オランダでも、政府はSBOMの重要性を認識しており、国家サイバーセキュリティセンター(NCSC)がSBOMに関する情報を提供しています。オランダは、サイバーセキュリティの強化を目指し、SBOMの普及に向けた取り組みを進めています。これには、SBOMを利用したサプライチェーンのリスク評価や、企業がSBOMを効果的に活用するためのリソース提供が含まれています。

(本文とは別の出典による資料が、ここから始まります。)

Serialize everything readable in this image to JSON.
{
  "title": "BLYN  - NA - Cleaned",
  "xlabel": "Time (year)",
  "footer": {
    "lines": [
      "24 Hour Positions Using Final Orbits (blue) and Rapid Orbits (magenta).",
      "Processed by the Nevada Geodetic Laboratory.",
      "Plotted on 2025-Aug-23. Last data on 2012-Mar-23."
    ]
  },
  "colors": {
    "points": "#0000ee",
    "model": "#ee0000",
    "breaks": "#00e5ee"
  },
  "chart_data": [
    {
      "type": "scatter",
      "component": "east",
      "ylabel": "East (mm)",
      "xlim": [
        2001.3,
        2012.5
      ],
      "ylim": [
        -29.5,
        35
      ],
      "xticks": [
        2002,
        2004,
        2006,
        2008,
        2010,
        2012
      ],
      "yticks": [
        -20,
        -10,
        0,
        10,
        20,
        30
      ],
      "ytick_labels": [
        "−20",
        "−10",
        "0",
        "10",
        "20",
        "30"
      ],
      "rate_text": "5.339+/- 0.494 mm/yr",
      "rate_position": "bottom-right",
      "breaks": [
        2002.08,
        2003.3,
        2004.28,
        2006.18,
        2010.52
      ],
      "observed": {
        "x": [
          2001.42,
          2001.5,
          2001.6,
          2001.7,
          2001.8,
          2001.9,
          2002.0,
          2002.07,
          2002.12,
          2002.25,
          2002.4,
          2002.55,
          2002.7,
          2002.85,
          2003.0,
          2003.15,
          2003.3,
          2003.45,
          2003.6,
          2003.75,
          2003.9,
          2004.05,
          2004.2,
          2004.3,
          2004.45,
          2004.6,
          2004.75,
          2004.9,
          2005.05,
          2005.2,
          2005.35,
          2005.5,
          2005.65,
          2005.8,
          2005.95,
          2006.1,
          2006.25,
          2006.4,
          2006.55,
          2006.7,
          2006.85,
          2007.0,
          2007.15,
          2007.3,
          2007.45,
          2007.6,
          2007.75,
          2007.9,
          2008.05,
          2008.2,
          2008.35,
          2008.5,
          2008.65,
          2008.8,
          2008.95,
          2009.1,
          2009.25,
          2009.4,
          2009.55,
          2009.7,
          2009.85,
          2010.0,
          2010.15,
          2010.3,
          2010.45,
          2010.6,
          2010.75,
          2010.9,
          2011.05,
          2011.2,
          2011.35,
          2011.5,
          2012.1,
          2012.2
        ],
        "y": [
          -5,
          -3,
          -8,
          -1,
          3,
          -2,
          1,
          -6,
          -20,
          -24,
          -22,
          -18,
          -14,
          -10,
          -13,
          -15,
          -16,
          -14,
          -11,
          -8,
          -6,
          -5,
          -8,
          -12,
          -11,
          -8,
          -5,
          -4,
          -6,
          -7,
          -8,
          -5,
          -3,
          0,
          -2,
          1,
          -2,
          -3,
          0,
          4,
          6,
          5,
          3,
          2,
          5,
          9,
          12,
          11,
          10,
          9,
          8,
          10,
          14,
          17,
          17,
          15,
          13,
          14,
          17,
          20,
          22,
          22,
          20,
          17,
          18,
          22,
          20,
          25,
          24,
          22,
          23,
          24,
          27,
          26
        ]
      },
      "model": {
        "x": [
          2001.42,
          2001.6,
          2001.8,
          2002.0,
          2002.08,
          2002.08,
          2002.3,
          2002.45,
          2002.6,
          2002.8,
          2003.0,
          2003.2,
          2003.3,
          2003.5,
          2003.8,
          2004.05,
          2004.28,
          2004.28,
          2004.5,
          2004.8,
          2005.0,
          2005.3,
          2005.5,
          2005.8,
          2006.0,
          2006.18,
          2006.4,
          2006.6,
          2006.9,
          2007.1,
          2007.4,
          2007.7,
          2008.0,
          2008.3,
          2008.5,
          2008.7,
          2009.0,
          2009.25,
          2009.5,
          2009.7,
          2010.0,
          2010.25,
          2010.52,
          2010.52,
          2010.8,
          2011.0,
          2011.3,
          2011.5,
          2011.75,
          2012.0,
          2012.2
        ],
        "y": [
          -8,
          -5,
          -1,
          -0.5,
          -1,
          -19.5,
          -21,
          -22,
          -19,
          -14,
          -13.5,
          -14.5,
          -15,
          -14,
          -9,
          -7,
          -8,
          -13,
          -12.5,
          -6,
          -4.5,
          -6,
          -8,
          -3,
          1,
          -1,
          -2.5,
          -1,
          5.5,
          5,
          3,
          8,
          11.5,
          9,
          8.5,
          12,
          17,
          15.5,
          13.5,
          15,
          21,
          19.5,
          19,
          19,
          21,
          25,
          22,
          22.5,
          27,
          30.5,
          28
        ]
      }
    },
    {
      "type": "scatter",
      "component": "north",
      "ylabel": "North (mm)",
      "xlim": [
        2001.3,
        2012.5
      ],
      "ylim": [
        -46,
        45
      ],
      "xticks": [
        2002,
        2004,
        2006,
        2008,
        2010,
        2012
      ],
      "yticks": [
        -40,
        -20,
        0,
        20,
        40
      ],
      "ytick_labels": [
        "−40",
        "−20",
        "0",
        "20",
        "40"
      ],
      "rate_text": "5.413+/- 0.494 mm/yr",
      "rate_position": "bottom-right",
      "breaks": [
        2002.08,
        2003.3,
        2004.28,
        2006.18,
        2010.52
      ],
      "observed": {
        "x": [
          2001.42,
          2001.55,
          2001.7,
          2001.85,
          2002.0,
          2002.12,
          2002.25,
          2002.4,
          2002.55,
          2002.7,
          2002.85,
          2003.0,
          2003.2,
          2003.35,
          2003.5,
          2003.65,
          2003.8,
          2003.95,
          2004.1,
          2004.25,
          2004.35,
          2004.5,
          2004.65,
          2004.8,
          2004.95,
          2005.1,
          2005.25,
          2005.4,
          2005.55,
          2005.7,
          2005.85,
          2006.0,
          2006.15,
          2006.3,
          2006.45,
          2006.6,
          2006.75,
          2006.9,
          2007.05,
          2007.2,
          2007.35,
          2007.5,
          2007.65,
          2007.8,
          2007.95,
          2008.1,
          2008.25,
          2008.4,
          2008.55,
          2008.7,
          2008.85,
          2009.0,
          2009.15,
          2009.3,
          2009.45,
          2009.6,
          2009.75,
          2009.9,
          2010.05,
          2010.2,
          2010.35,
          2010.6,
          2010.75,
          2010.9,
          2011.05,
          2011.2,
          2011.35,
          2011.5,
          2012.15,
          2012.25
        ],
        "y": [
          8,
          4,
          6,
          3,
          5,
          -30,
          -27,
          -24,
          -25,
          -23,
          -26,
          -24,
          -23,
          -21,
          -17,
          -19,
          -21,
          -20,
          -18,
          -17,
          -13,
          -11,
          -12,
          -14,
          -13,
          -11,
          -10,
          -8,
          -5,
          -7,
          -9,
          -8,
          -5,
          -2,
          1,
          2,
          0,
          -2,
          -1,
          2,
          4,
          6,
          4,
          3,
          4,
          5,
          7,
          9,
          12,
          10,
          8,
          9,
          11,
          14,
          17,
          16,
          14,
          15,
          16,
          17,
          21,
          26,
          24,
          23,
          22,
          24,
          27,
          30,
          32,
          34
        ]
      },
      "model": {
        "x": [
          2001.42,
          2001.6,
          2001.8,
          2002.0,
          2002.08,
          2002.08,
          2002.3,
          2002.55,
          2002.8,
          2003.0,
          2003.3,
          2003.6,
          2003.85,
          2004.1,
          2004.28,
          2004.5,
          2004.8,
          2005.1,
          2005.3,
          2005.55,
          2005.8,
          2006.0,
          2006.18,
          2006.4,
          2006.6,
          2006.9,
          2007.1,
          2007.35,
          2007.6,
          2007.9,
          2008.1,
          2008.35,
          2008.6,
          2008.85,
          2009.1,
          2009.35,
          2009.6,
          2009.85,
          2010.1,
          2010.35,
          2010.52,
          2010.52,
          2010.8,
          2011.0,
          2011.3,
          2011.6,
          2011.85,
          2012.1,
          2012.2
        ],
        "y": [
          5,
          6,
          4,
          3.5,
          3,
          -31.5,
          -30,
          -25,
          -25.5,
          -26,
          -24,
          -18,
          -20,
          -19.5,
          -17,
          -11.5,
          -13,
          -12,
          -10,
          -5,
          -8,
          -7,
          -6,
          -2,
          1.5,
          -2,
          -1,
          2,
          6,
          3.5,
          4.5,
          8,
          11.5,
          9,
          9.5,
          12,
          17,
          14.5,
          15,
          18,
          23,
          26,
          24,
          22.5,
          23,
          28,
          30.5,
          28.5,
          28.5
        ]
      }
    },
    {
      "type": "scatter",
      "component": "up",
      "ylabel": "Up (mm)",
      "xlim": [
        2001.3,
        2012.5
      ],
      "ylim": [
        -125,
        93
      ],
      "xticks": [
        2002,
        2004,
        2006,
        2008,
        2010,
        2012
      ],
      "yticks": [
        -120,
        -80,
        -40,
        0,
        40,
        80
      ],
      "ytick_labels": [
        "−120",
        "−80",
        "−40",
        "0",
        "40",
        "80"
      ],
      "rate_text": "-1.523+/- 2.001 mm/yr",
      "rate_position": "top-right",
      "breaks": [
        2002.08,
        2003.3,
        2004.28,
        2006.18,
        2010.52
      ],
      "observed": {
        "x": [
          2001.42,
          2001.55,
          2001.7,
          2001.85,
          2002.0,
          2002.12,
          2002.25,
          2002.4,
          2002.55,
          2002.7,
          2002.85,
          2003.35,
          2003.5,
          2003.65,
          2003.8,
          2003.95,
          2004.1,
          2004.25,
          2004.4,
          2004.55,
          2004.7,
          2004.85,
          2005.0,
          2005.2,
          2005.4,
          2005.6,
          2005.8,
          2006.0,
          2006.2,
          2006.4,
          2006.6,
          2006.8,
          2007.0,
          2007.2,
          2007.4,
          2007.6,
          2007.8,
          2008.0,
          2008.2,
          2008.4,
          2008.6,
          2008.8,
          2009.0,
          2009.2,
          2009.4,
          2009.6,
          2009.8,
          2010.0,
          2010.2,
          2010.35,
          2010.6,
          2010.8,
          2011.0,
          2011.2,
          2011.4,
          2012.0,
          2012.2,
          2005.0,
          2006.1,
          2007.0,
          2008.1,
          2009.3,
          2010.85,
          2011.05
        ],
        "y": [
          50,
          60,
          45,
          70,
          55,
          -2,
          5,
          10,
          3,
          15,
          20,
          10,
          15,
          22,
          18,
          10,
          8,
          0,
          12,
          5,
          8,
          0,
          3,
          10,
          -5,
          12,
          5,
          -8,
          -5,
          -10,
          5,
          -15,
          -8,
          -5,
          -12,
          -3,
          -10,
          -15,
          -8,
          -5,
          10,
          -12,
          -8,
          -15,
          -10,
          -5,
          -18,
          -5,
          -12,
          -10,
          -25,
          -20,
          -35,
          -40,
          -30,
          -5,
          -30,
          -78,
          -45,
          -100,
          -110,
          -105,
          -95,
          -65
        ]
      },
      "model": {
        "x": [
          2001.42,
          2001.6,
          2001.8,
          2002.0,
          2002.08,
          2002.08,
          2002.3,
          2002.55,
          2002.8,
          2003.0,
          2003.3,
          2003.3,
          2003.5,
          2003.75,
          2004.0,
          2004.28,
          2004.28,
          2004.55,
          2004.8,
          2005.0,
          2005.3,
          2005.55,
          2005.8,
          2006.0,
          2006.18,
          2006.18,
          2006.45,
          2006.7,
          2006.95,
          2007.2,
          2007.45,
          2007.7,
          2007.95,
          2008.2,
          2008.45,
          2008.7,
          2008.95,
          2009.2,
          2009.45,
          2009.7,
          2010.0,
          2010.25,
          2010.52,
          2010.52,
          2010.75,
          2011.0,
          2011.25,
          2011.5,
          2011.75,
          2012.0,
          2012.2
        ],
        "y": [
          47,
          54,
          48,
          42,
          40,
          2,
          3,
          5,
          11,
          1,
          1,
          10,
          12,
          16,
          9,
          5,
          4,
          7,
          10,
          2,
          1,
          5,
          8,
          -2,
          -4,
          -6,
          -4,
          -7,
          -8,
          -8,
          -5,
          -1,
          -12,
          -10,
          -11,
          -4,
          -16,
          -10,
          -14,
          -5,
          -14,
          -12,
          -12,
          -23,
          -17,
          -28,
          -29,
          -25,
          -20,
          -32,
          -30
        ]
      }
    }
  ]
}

EUにおけるSBOMに関する動き は、政策を通じて進められており、その成果は徐々に現れ始めています。今後も、SBOMの導入が進むことで、サイバーセキュリティの向上とソフトウェアの信頼性向上が一層強化されるでしょう。

3. SBOMの標準化と国際協力

●標準化団体の動き

・NTIA(米国国家電気通信情報管理局)

 NTIAは、米国におけるSBOMの標準化を推進する主要な機関の一つです。ソフトウェアサプライチェーンのセキュリティ向上を目指し、業界団体や関係者と協力してSBOMの標準化に取り組んでいます。

・ISO(国際標準化機構)

 ISOは、国際的な標準化に関する主要な組織の一つであり、SBOMの標準化にも関与しています。ISO/IEC JTC 1/SC 27(サイバーセキュリティ)やその他の関連委員会を通じて、SBOMの国際標準化に向けた活動が行われています。

●米国とEUの協力体制

 米国とEUは、サイバーセキュリティの強化やソフトウェアサプライチェーンのセキュリティ向上に関する共通の課題に取り組んでおり、両地域間での協力が進んでいます。例えば、サイバーセキュリティに関する政策対話や専門家の交流を通じて、情報共有やベストプラクティスの共有が行われています。これにより、SBOMの普及やサプライチェーンセキュリティの強化に向けた取り組みが促進されています。

4. まとめ

 SBOM(ソフトウェア部品表)は、ソフトウェアの透明性とセキュリティを確保するための重要なツールとして、米国とEUの両地域で注目されています。米国では、2021年にバイデン大統領が署名した行政命令14028号を基に、政府と民間企業が協力してSBOMの標準化と普及を進めています。特に、CISA(国土安全保障省サイバーセキュリティ・インフラストラクチャ安全局)がガイドラインを提供し、ソフトウェアサプライチェーンのセキュリティ強化に寄与しています。

 EUでも、サイバーセキュリティの強化とソフトウェアサプライチェーンの透明性向上を目的に、NIS 2指令などの政策や法規制が整備され、SBOMの導入が推奨されています。ドイツやオランダなどの主要国は、政府の指導の下でSBOMの利用を推進し、サプライチェーン全体の透明性と信頼性を高める取り組みを行っています。

 さらに、SBOMの標準化と国際協力においては、NTIA(米国国家電気通信情報管理局)やISO(国際標準化機構)といった標準化団体が重要な役割を果たしています。米国とEUは、サイバーセキュリティに関する政策対話や情報共有を通じて協力し、SBOMの普及とソフトウェアサプライチェーンセキュリティの強化を目指しています。

 このように、米国とEUはそれぞれの地域でSBOMの導入と普及に積極的に取り組んでおり、国際的な協力体制も強化されています。SBOMは、今後のサイバーセキュリティ対策の基盤となり得るものであり、その動向を注視することが重要です。